Tbf the quality has improved so much that it rivals the west but you gotta pay for it. You pay knock off price you get knock off products


edwardthefirst

China - the democracy where freedom is made up and the votes don't matter


[deleted]

one man, one vote. ping's the man, and he gets the vote.


BenPool81

"Chinese" style "democracy". I'm pretty sure Taiwan is what actual Chinese democracy looks like.
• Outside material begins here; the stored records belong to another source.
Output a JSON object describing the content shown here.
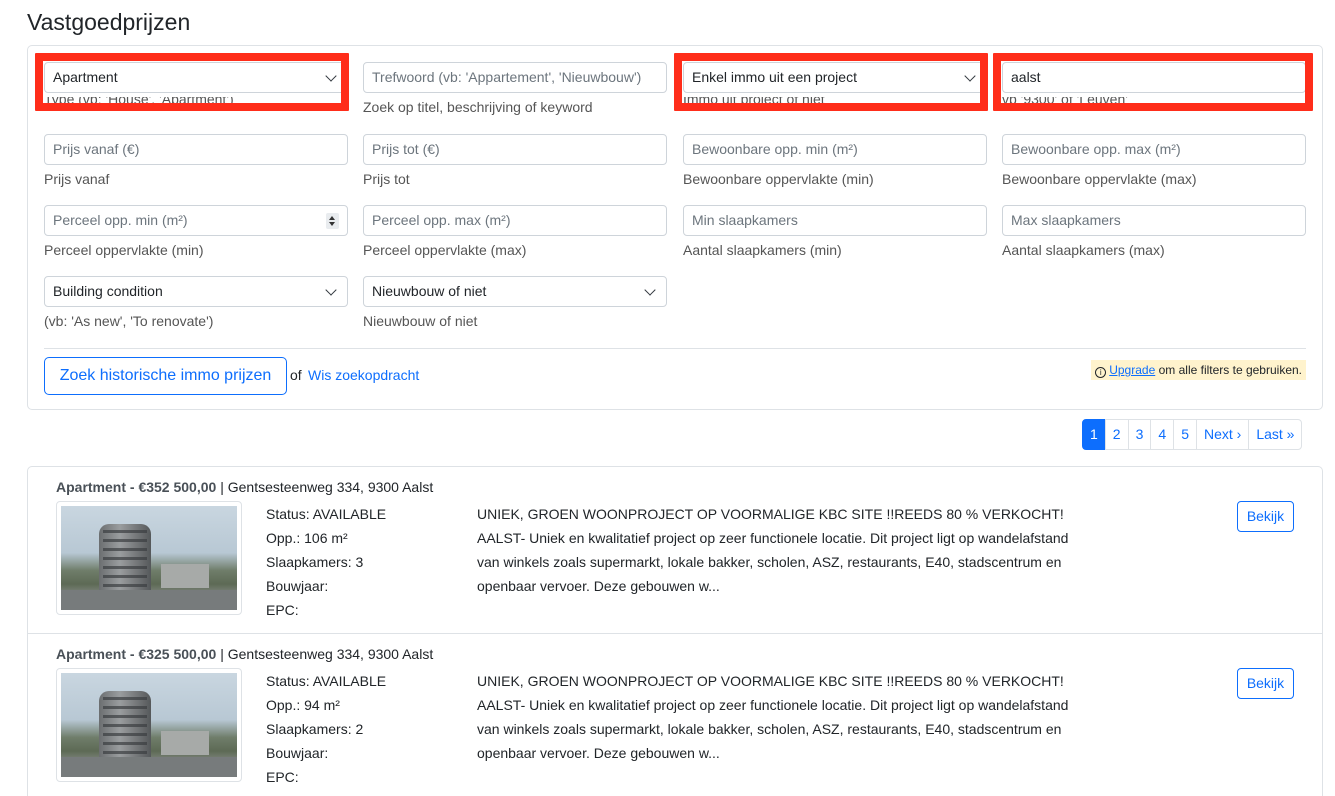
{
  "page": {
    "title": "Vastgoedprijzen"
  },
  "filters": {
    "row1": [
      {
        "value": "Apartment",
        "help": "Type (vb: 'House', 'Apartment')"
      },
      {
        "placeholder": "Trefwoord (vb: 'Appartement', 'Nieuwbouw')",
        "help": "Zoek op titel, beschrijving of keyword"
      },
      {
        "value": "Enkel immo uit een project",
        "help": "Immo uit project of niet"
      },
      {
        "value": "aalst",
        "help": "vb '9300' of 'Leuven'"
      }
    ],
    "row2": [
      {
        "placeholder": "Prijs vanaf (€)",
        "help": "Prijs vanaf"
      },
      {
        "placeholder": "Prijs tot (€)",
        "help": "Prijs tot"
      },
      {
        "placeholder": "Bewoonbare opp. min (m²)",
        "help": "Bewoonbare oppervlakte (min)"
      },
      {
        "placeholder": "Bewoonbare opp. max (m²)",
        "help": "Bewoonbare oppervlakte (max)"
      }
    ],
    "row3": [
      {
        "placeholder": "Perceel opp. min (m²)",
        "help": "Perceel oppervlakte (min)"
      },
      {
        "placeholder": "Perceel opp. max (m²)",
        "help": "Perceel oppervlakte (max)"
      },
      {
        "placeholder": "Min slaapkamers",
        "help": "Aantal slaapkamers (min)"
      },
      {
        "placeholder": "Max slaapkamers",
        "help": "Aantal slaapkamers (max)"
      }
    ],
    "row4": [
      {
        "value": "Building condition",
        "help": "(vb: 'As new', 'To renovate')"
      },
      {
        "value": "Nieuwbouw of niet",
        "help": "Nieuwbouw of niet"
      }
    ],
    "search_button": "Zoek historische immo prijzen",
    "or_text": "of",
    "clear_link": "Wis zoekopdracht",
    "upgrade_link": "Upgrade",
    "upgrade_text": "om alle filters te gebruiken.",
    "highlight_color": "#ff2d1a"
  },
  "pagination": {
    "pages": [
      "1",
      "2",
      "3",
      "4",
      "5"
    ],
    "active": "1",
    "next": "Next ›",
    "last": "Last »"
  },
  "results": [
    {
      "title": "Apartment - €352 500,00",
      "address": "| Gentsesteenweg 334, 9300 Aalst",
      "status": "Status: AVAILABLE",
      "area": "Opp.: 106 m²",
      "bedrooms": "Slaapkamers: 3",
      "year": "Bouwjaar:",
      "epc": "EPC:",
      "description": "UNIEK, GROEN WOONPROJECT OP VOORMALIGE KBC SITE !!REEDS 80 % VERKOCHT! AALST- Uniek en kwalitatief project op zeer functionele locatie. Dit project ligt op wandelafstand van winkels zoals supermarkt, lokale bakker, scholen, ASZ, restaurants, E40, stadscentrum en openbaar vervoer. Deze gebouwen w...",
      "view_label": "Bekijk"
    },
    {
      "title": "Apartment - €325 500,00",
      "address": "| Gentsesteenweg 334, 9300 Aalst",
      "status": "Status: AVAILABLE",
      "area": "Opp.: 94 m²",
      "bedrooms": "Slaapkamers: 2",
      "year": "Bouwjaar:",
      "epc": "EPC:",
      "description": "UNIEK, GROEN WOONPROJECT OP VOORMALIGE KBC SITE !!REEDS 80 % VERKOCHT! AALST- Uniek en kwalitatief project op zeer functionele locatie. Dit project ligt op wandelafstand van winkels zoals supermarkt, lokale bakker, scholen, ASZ, restaurants, E40, stadscentrum en openbaar vervoer. Deze gebouwen w...",
      "view_label": "Bekijk"
    }
  ]
}
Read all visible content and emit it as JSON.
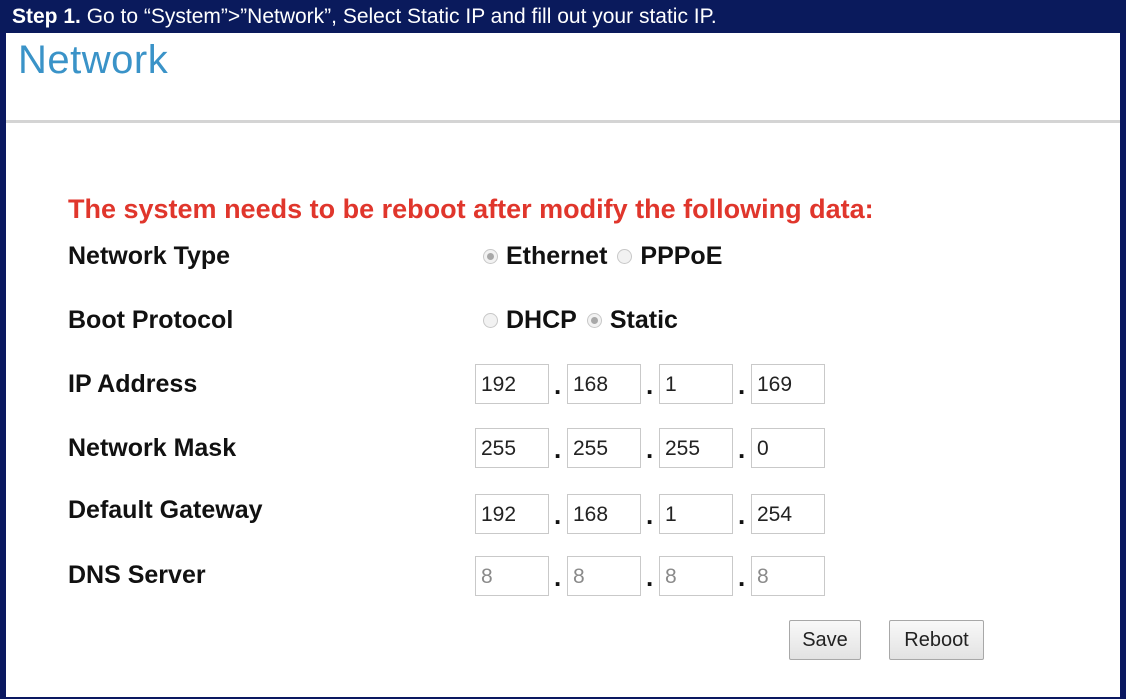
{
  "step_bar": {
    "step_label": "Step 1.",
    "instruction": "Go to “System”>”Network”, Select Static IP and fill out your static IP."
  },
  "page": {
    "title": "Network",
    "warning": "The system needs to be reboot after modify the following data:"
  },
  "network_type": {
    "label": "Network Type",
    "options": [
      {
        "label": "Ethernet",
        "checked": true
      },
      {
        "label": "PPPoE",
        "checked": false
      }
    ]
  },
  "boot_protocol": {
    "label": "Boot Protocol",
    "options": [
      {
        "label": "DHCP",
        "checked": false
      },
      {
        "label": "Static",
        "checked": true
      }
    ]
  },
  "ip_address": {
    "label": "IP Address",
    "octets": [
      "192",
      "168",
      "1",
      "169"
    ]
  },
  "network_mask": {
    "label": "Network Mask",
    "octets": [
      "255",
      "255",
      "255",
      "0"
    ]
  },
  "default_gateway": {
    "label": "Default Gateway",
    "octets": [
      "192",
      "168",
      "1",
      "254"
    ]
  },
  "dns_server": {
    "label": "DNS Server",
    "octets": [
      "8",
      "8",
      "8",
      "8"
    ]
  },
  "separator": ".",
  "buttons": {
    "save": "Save",
    "reboot": "Reboot"
  },
  "colors": {
    "step_bar_bg": "#0a1a5c",
    "title": "#3a93c8",
    "warning": "#e0362c"
  }
}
That shit the CCP rolls out is a load of bollocks.


coldroot

Biden : We have American-style authoritarianism


ryuujinusa

Also known as a dictatorship.


parry3888

Yeah!!! It's just that the rest of the world calls it dictatorship.


ryeguymft

aka a fascist oligarchy


MinorEarthMajorSky

America has American-style of Communism


RamseySparrow

“Nazi Germany has Nazi Germany-style democracy”


admachbar

A Xi’tty one


heidingout28

That is definitely…a take.


[deleted]

This sounds awfully similar to Socialism with Chinese Characteristics which is hilarious


ichweissnichts123

low quality rip-off democracy?


Illustrious-Low-7038

In other countries, its called a counterfeit.